In 1936 Spanish democracy was attacked when General Franco led a fascist coup against the elected Republican government. What followed was a bitterly fought fight over the next few years between left wing Republicans and right wing fascists. This conflict saw an influx of fighters from other countries fight on behalf of the Republicans, including many from Ireland who never came back.
The first Irish men to die fighting against fascism in Spain were Tommy Patten and Jack ‘Blue’ Barry.
Patten was born on Achill Island off the West coast of Ireland in 1910, one of 14 children who grew up in an Irish speaking home. As a teenager, Patten and his brother ventured across the Irish sea to find work in England.
Patten laboured on sites across England, including the building of the Guinness brewery in London, which became his last job before heading to Spain in 1936.
Patten had rebel blood flowing through his veins, so while in England he joined the London branch of the Republican Congress and when Franco’s fascists started to lay waste to democracy in Spain he decided to take a stand.
In October ’36 Patten travelled alone to Spain. On the platform at Euston station, Patten bid his brother goodbye and the two swapped watches.

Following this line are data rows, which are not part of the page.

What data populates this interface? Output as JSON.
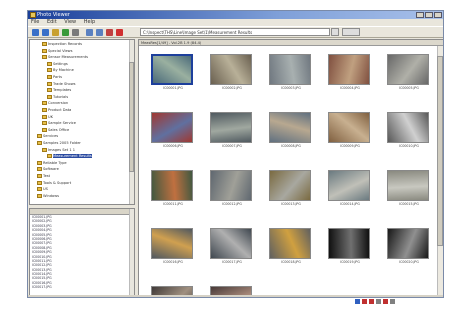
{
  "window": {
    "title": "Photo Viewer"
  },
  "menu": [
    "File",
    "Edit",
    "View",
    "Help"
  ],
  "toolbar_icons": [
    {
      "name": "back-icon",
      "color": "#3a70c8"
    },
    {
      "name": "forward-icon",
      "color": "#3a70c8"
    },
    {
      "name": "up-folder-icon",
      "color": "#c8a030"
    },
    {
      "name": "refresh-icon",
      "color": "#3a9a3a"
    },
    {
      "name": "view-icon",
      "color": "#7a7a7a"
    },
    {
      "name": "copy-icon",
      "color": "#5a80c0"
    },
    {
      "name": "move-icon",
      "color": "#5a80c0"
    },
    {
      "name": "rotate-icon",
      "color": "#c04040"
    },
    {
      "name": "delete-icon",
      "color": "#d03030"
    }
  ],
  "address": {
    "value": "C:\\Inspect\\THS\\Line\\Image Set\\1\\Measurement Results"
  },
  "tree": {
    "items": [
      {
        "label": "Inspection Records",
        "indent": 2
      },
      {
        "label": "Special Views",
        "indent": 2
      },
      {
        "label": "Sensor Measurements",
        "indent": 2
      },
      {
        "label": "Settings",
        "indent": 3
      },
      {
        "label": "By Machine",
        "indent": 3
      },
      {
        "label": "Parts",
        "indent": 3
      },
      {
        "label": "Trade Shows",
        "indent": 3
      },
      {
        "label": "Templates",
        "indent": 3
      },
      {
        "label": "Tutorials",
        "indent": 3
      },
      {
        "label": "Conversion",
        "indent": 2
      },
      {
        "label": "Product Data",
        "indent": 2
      },
      {
        "label": "UK",
        "indent": 2
      },
      {
        "label": "Sample Service",
        "indent": 2
      },
      {
        "label": "Sales Office",
        "indent": 2
      },
      {
        "label": "Services",
        "indent": 1
      },
      {
        "label": "Samples 2005 Folder",
        "indent": 1
      },
      {
        "label": "Images Set 1 1",
        "indent": 2
      },
      {
        "label": "Measurement Results",
        "indent": 3,
        "selected": true
      },
      {
        "label": "Reliable Type",
        "indent": 1
      },
      {
        "label": "Software",
        "indent": 1
      },
      {
        "label": "Test",
        "indent": 1
      },
      {
        "label": "Tools & Support",
        "indent": 1
      },
      {
        "label": "US",
        "indent": 1
      },
      {
        "label": "Windows",
        "indent": 1
      }
    ]
  },
  "files": [
    "IC00001.JPG",
    "IC00002.JPG",
    "IC00003.JPG",
    "IC00004.JPG",
    "IC00005.JPG",
    "IC00006.JPG",
    "IC00007.JPG",
    "IC00008.JPG",
    "IC00009.JPG",
    "IC00010.JPG",
    "IC00011.JPG",
    "IC00012.JPG",
    "IC00013.JPG",
    "IC00014.JPG",
    "IC00015.JPG",
    "IC00016.JPG",
    "IC00017.JPG"
  ],
  "main": {
    "header": "MeasRes[1/49] - Vol.2B 1.9 (84.4)"
  },
  "thumbnails": [
    {
      "caption": "IC00001.JPG",
      "c1": "#4a6a7a",
      "c2": "#9ab0a0",
      "selected": true
    },
    {
      "caption": "IC00002.JPG",
      "c1": "#6a6050",
      "c2": "#b8b098"
    },
    {
      "caption": "IC00003.JPG",
      "c1": "#707880",
      "c2": "#a8b0b0"
    },
    {
      "caption": "IC00004.JPG",
      "c1": "#805040",
      "c2": "#c0a080"
    },
    {
      "caption": "IC00005.JPG",
      "c1": "#686868",
      "c2": "#b0b0a8"
    },
    {
      "caption": "IC00006.JPG",
      "c1": "#a03830",
      "c2": "#6070a0"
    },
    {
      "caption": "IC00007.JPG",
      "c1": "#505a60",
      "c2": "#a0a8a0"
    },
    {
      "caption": "IC00008.JPG",
      "c1": "#607080",
      "c2": "#b8a890"
    },
    {
      "caption": "IC00009.JPG",
      "c1": "#806040",
      "c2": "#c8b090"
    },
    {
      "caption": "IC00010.JPG",
      "c1": "#585858",
      "c2": "#d0d0d0"
    },
    {
      "caption": "IC00011.JPG",
      "c1": "#405840",
      "c2": "#c07040"
    },
    {
      "caption": "IC00012.JPG",
      "c1": "#606870",
      "c2": "#a0a098"
    },
    {
      "caption": "IC00013.JPG",
      "c1": "#7a6a40",
      "c2": "#a8a8a0"
    },
    {
      "caption": "IC00014.JPG",
      "c1": "#6a7a80",
      "c2": "#c0c0b8"
    },
    {
      "caption": "IC00015.JPG",
      "c1": "#8a8a80",
      "c2": "#c8c8c0"
    },
    {
      "caption": "IC00016.JPG",
      "c1": "#505860",
      "c2": "#d0a050"
    },
    {
      "caption": "IC00017.JPG",
      "c1": "#404850",
      "c2": "#b0b0b0"
    },
    {
      "caption": "IC00018.JPG",
      "c1": "#606060",
      "c2": "#d0a040"
    },
    {
      "caption": "IC00019.JPG",
      "c1": "#101010",
      "c2": "#707070"
    },
    {
      "caption": "IC00020.JPG",
      "c1": "#181818",
      "c2": "#909090"
    },
    {
      "caption": "",
      "c1": "#403a38",
      "c2": "#a09080"
    },
    {
      "caption": "",
      "c1": "#483a38",
      "c2": "#b09080"
    }
  ],
  "tray_icons": [
    {
      "name": "network-icon",
      "color": "#3060c0"
    },
    {
      "name": "volume-icon",
      "color": "#c03030"
    },
    {
      "name": "security-icon",
      "color": "#c03030"
    },
    {
      "name": "clock-icon",
      "color": "#808080"
    },
    {
      "name": "display-icon",
      "color": "#c03030"
    },
    {
      "name": "battery-icon",
      "color": "#808080"
    }
  ]
}
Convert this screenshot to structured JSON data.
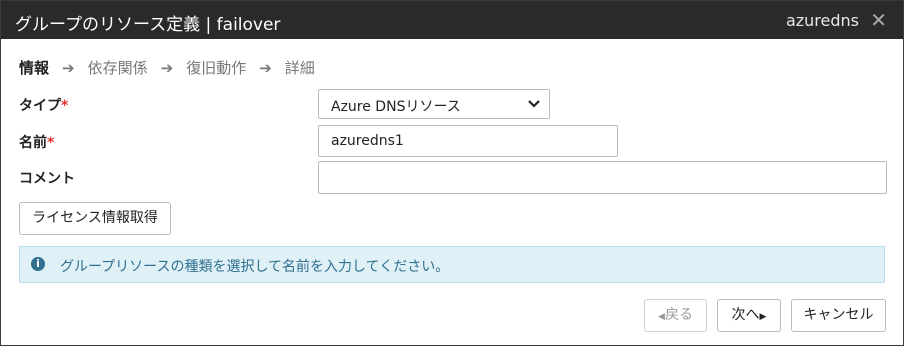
{
  "dialog": {
    "title": "グループのリソース定義 | failover",
    "resource_name": "azuredns",
    "close_glyph": "✕"
  },
  "steps": [
    {
      "label": "情報"
    },
    {
      "label": "依存関係"
    },
    {
      "label": "復旧動作"
    },
    {
      "label": "詳細"
    }
  ],
  "form": {
    "type_label": "タイプ",
    "type_value": "Azure DNSリソース",
    "name_label": "名前",
    "name_value": "azuredns1",
    "comment_label": "コメント",
    "comment_value": "",
    "required_mark": "*"
  },
  "license_button": "ライセンス情報取得",
  "info": {
    "icon": "i",
    "message": "グループリソースの種類を選択して名前を入力してください。"
  },
  "footer": {
    "back_label": "戻る",
    "next_label": "次へ",
    "cancel_label": "キャンセル"
  }
}
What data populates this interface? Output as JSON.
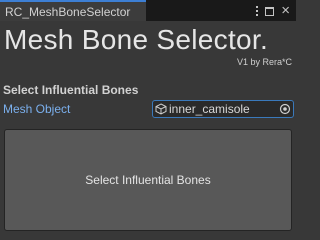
{
  "tab": {
    "title": "RC_MeshBoneSelector",
    "menu_icon": "kebab-menu-icon",
    "maximize_icon": "maximize-icon",
    "close_icon": "close-icon",
    "close_glyph": "×"
  },
  "header": {
    "title": "Mesh Bone Selector.",
    "version": "V1 by Rera*C"
  },
  "section": {
    "header": "Select Influential Bones"
  },
  "mesh_field": {
    "label": "Mesh Object",
    "value": "inner_camisole",
    "type_icon": "mesh-cube-icon",
    "picker_icon": "object-picker-icon"
  },
  "action": {
    "label": "Select Influential Bones"
  },
  "colors": {
    "background": "#383838",
    "tab_accent": "#3d7fd4",
    "label_link": "#7bb0ee",
    "field_border": "#3a79bb",
    "button_bg": "#585858"
  }
}
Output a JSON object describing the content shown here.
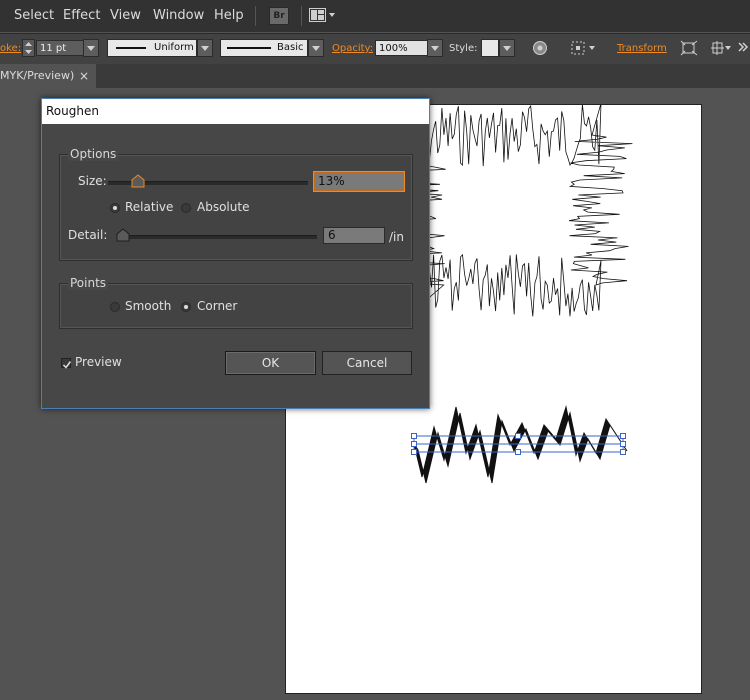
{
  "menubar": {
    "items": [
      "Select",
      "Effect",
      "View",
      "Window",
      "Help"
    ],
    "bridge_label": "Br"
  },
  "controlbar": {
    "stroke_label": "oke:",
    "stroke_weight": "11 pt",
    "profile_label": "Uniform",
    "brush_label": "Basic",
    "opacity_label": "Opacity:",
    "opacity_value": "100%",
    "style_label": "Style:",
    "transform_label": "Transform"
  },
  "tab": {
    "label": "MYK/Preview)",
    "close": "×"
  },
  "dialog": {
    "title": "Roughen",
    "options": {
      "title": "Options",
      "size_label": "Size:",
      "size_value": "13%",
      "size_fraction": 0.15,
      "relative_label": "Relative",
      "absolute_label": "Absolute",
      "detail_label": "Detail:",
      "detail_value": "6",
      "detail_fraction": 0.03,
      "detail_unit": "/in"
    },
    "points": {
      "title": "Points",
      "smooth_label": "Smooth",
      "corner_label": "Corner"
    },
    "preview_label": "Preview",
    "ok_label": "OK",
    "cancel_label": "Cancel"
  }
}
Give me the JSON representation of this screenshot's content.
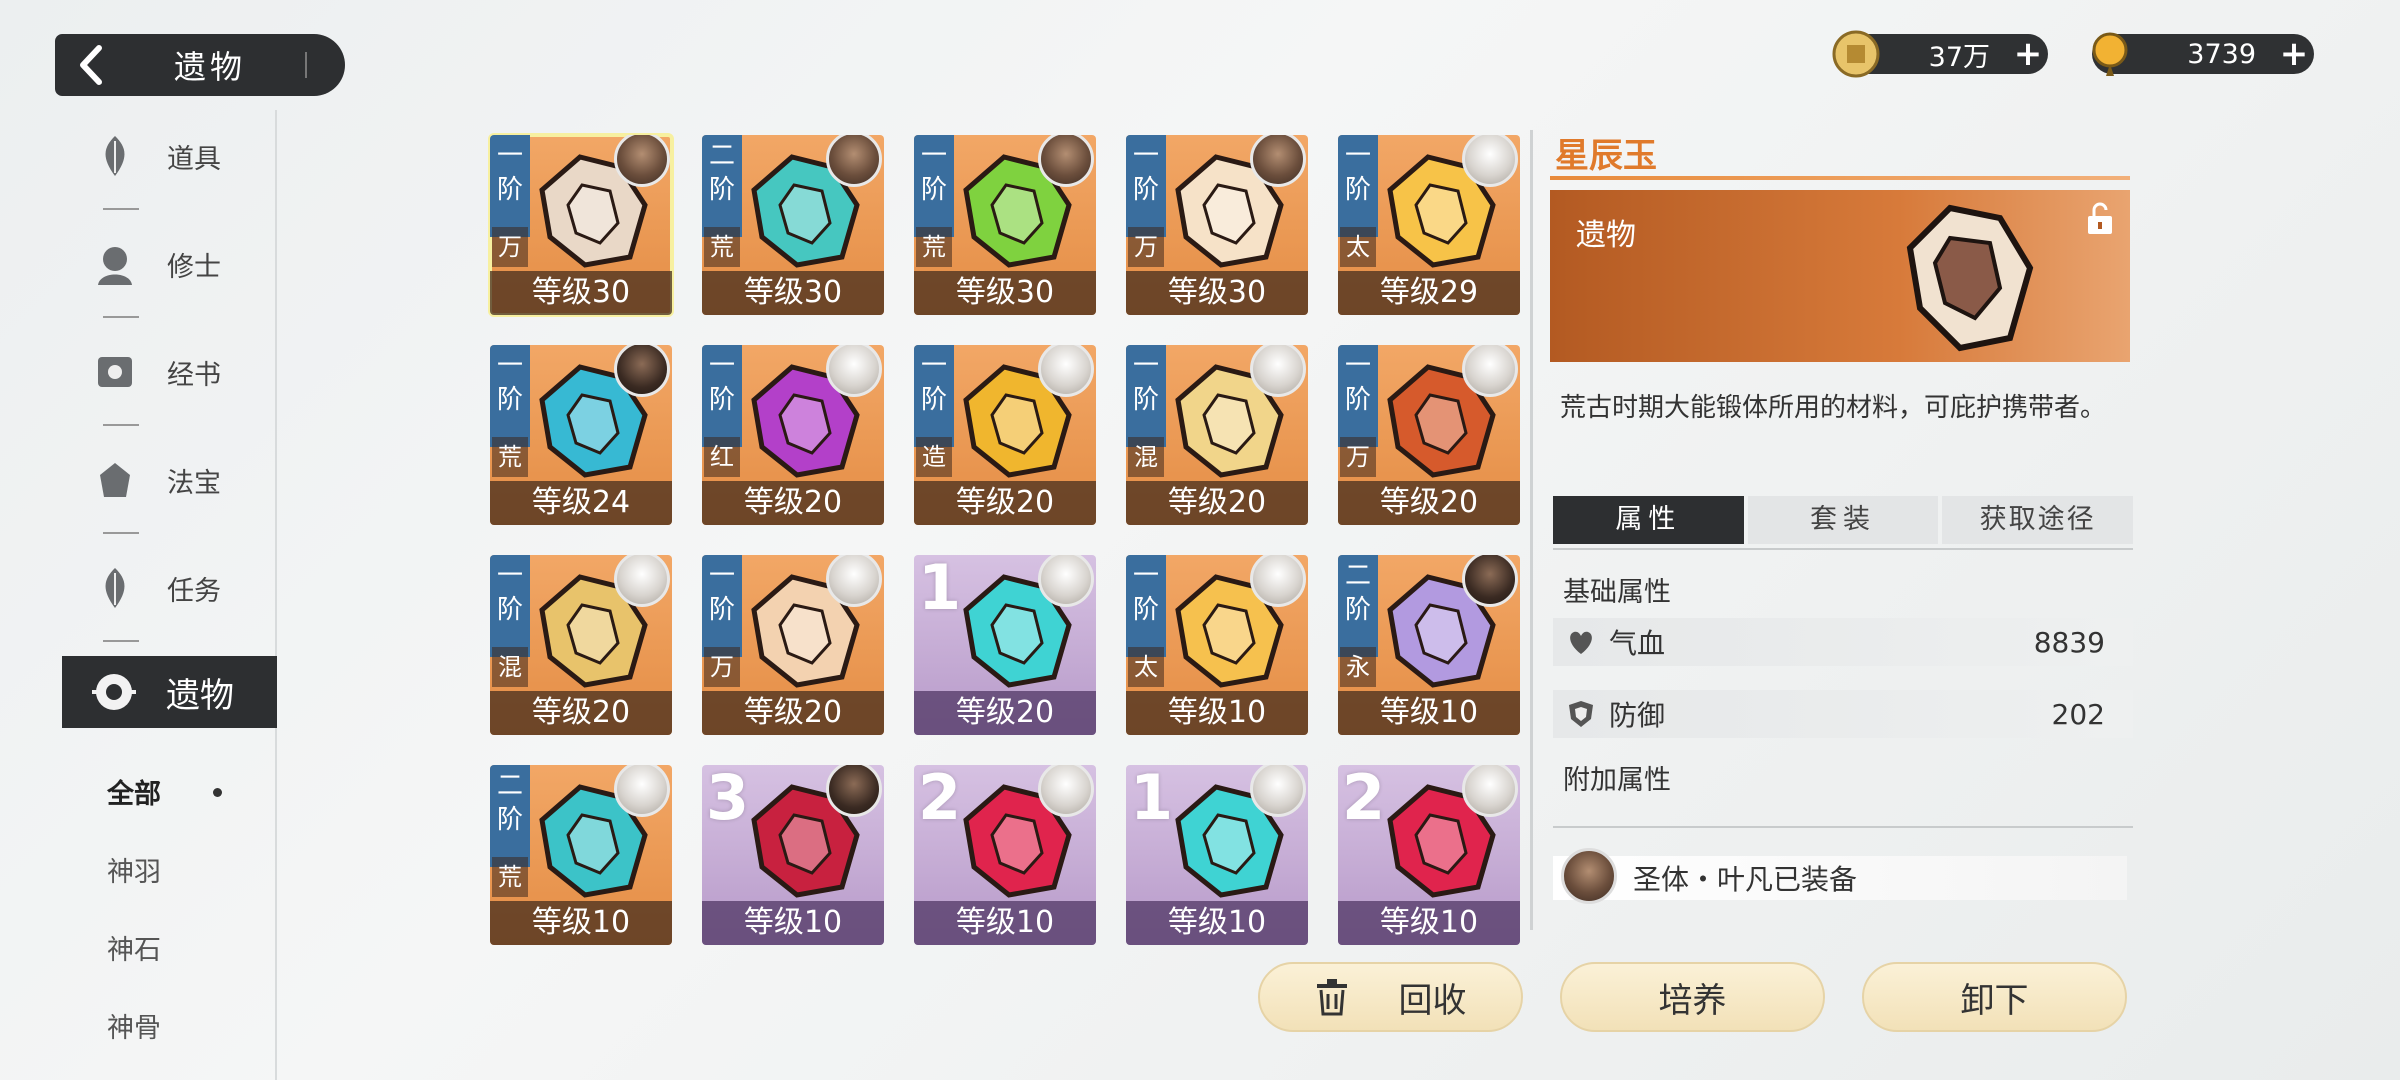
{
  "header": {
    "title": "遗物"
  },
  "currencies": [
    {
      "icon": "gold-coin-icon",
      "value": "37万"
    },
    {
      "icon": "gem-drop-icon",
      "value": "3739"
    }
  ],
  "sidebar": {
    "items": [
      {
        "label": "道具",
        "icon": "leaf-icon"
      },
      {
        "label": "修士",
        "icon": "cultivator-icon"
      },
      {
        "label": "经书",
        "icon": "scroll-icon"
      },
      {
        "label": "法宝",
        "icon": "treasure-icon"
      },
      {
        "label": "任务",
        "icon": "leaf-icon"
      },
      {
        "label": "遗物",
        "icon": "relic-icon"
      }
    ],
    "subitems": [
      "全部",
      "神羽",
      "神石",
      "神骨"
    ]
  },
  "grid": [
    {
      "tier": "一阶",
      "tag": "万",
      "level": "等级30",
      "color": "orange",
      "selected": true,
      "avatar": "brown",
      "art": "#e9d8c7"
    },
    {
      "tier": "二阶",
      "tag": "荒",
      "level": "等级30",
      "color": "orange",
      "avatar": "brown",
      "art": "#46c7c0"
    },
    {
      "tier": "一阶",
      "tag": "荒",
      "level": "等级30",
      "color": "orange",
      "avatar": "brown",
      "art": "#7fd23f"
    },
    {
      "tier": "一阶",
      "tag": "万",
      "level": "等级30",
      "color": "orange",
      "avatar": "brown",
      "art": "#f6e2c8"
    },
    {
      "tier": "一阶",
      "tag": "太",
      "level": "等级29",
      "color": "orange",
      "avatar": "light",
      "art": "#f7c348"
    },
    {
      "tier": "一阶",
      "tag": "荒",
      "level": "等级24",
      "color": "orange",
      "avatar": "dark",
      "art": "#37b9d3"
    },
    {
      "tier": "一阶",
      "tag": "红",
      "level": "等级20",
      "color": "orange",
      "avatar": "light",
      "art": "#b340c9"
    },
    {
      "tier": "一阶",
      "tag": "造",
      "level": "等级20",
      "color": "orange",
      "avatar": "light",
      "art": "#f0b62e"
    },
    {
      "tier": "一阶",
      "tag": "混",
      "level": "等级20",
      "color": "orange",
      "avatar": "light",
      "art": "#f1d58a"
    },
    {
      "tier": "一阶",
      "tag": "万",
      "level": "等级20",
      "color": "orange",
      "avatar": "light",
      "art": "#d65a2c"
    },
    {
      "tier": "一阶",
      "tag": "混",
      "level": "等级20",
      "color": "orange",
      "avatar": "light",
      "art": "#e8c36b"
    },
    {
      "tier": "一阶",
      "tag": "万",
      "level": "等级20",
      "color": "orange",
      "avatar": "light",
      "art": "#f3d2b0"
    },
    {
      "num": "1",
      "level": "等级20",
      "color": "purple",
      "avatar": "light",
      "art": "#3fd3d3"
    },
    {
      "tier": "一阶",
      "tag": "太",
      "level": "等级10",
      "color": "orange",
      "avatar": "light",
      "art": "#f6c14e"
    },
    {
      "tier": "二阶",
      "tag": "永",
      "level": "等级10",
      "color": "orange",
      "avatar": "dark",
      "art": "#b29ae0"
    },
    {
      "tier": "二阶",
      "tag": "荒",
      "level": "等级10",
      "color": "orange",
      "avatar": "light",
      "art": "#3cc3c8"
    },
    {
      "num": "3",
      "level": "等级10",
      "color": "purple",
      "avatar": "dark",
      "art": "#c8213f"
    },
    {
      "num": "2",
      "level": "等级10",
      "color": "purple",
      "avatar": "light",
      "art": "#e0244d"
    },
    {
      "num": "1",
      "level": "等级10",
      "color": "purple",
      "avatar": "light",
      "art": "#3fd3d3"
    },
    {
      "num": "2",
      "level": "等级10",
      "color": "purple",
      "avatar": "light",
      "art": "#e0244d"
    }
  ],
  "detail": {
    "name": "星辰玉",
    "type": "遗物",
    "description": "荒古时期大能锻体所用的材料，可庇护携带者。",
    "tabs": [
      "属性",
      "套装",
      "获取途径"
    ],
    "base_title": "基础属性",
    "stats": [
      {
        "icon": "heart-icon",
        "name": "气血",
        "value": "8839"
      },
      {
        "icon": "shield-icon",
        "name": "防御",
        "value": "202"
      }
    ],
    "extra_title": "附加属性",
    "equipped": "圣体・叶凡已装备"
  },
  "buttons": {
    "recycle": "回收",
    "cultivate": "培养",
    "unequip": "卸下"
  },
  "colors": {
    "accent": "#e07a2b",
    "dark": "#2d2f31",
    "card_orange": "#e48d45",
    "card_purple": "#b79ac9"
  }
}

Patten’s brother quipped to his departing sibling ‘to watch out for them fascists bullets’, to which Patten replied ‘ the bullet that will get me won’t get a Spanish worker.’
When Patten reached Spain he joined a local militia to defend the city of Madrid from Franco’s troops who were besieging it.
Jack ‘Blue’ Barry was born William Jack Barry in Dublin on August 23rd 1889 but like many an Irishman then and now, he found a new life in Australia. Barry was employed as a seaman in Melbourne but like Patten in London, Barry held left wing Republican views and joined the local Communist party.
In July ’36 Barry arrived in Barcelona to take part in the Workers Olympics but it was cancelled due to the fascist coup. Barry refused to go back to the safety of Australia and within a month he had enlisted in a unit of the Republican forces to fight the might of Franco’s fascists.
The December 26th issue of The Worker newspaper contained a late report regarding the fate of Tommy Patten and Jack ‘blue’ Barry. It reported how Patten was reported missing after he volunteered to hold off advancing troops at the gates of Madrid with a mere rifle while his comrades tried to dismantle machine guns and make good their get away. It stated that ‘ hopes are held that Patten may have succeeded in escaping capture by the fascist enemy.’ That same report stated that Patten’s comrade ‘Barry was found dead with his rifle still clasped in his hands.’
Those reading that news report didn’t know it then but like Barry, Patten had also succumbed to fascist’s bullets on December 18th, just a day before his 26th birthday.
The siege of Madrid lasted two and a half years, from October 1936 until it fell to Franco’s forces in March 1939. The famous slogan synonymous with those fighting fascism in Spain ‘ No Pasaran!’ (they shall not pass) was coined during the defence of Madrid and became a rallying call for those like Barry and Patten who stood against Franco.
Both Patten and 47 year old Barry were laid to rest in Spanish soil. In 1986 a monument was unveiled in honour of
Tommy Patten on Achill Island which overlooks his homestead at Dooega. It’s inscription reads that Patten had ‘ fought bravely and died in the defence of Madrid 1936 for the Spanish Republic and all oppressed people.’
A year after Barry died in Madrid, the secretary of the Spanish Relief Committee in Melbourne, Len Fox, wrote a short poem in memory of the Dubliner:
Barry is dead, we clench our fists who know
He died for freedom on the fields of Spain,
His grave among those ancient hills will show
Eureka’s spirirt lives and burns again.
Tommy Patton and Jack ‘blue’ Barry became the first Irish causalities of the Spanish Civil War, but they would not be the last. Many more Irishmen would take up arms against Franco’s fascists and pay the ultimate sacrifice for doing so.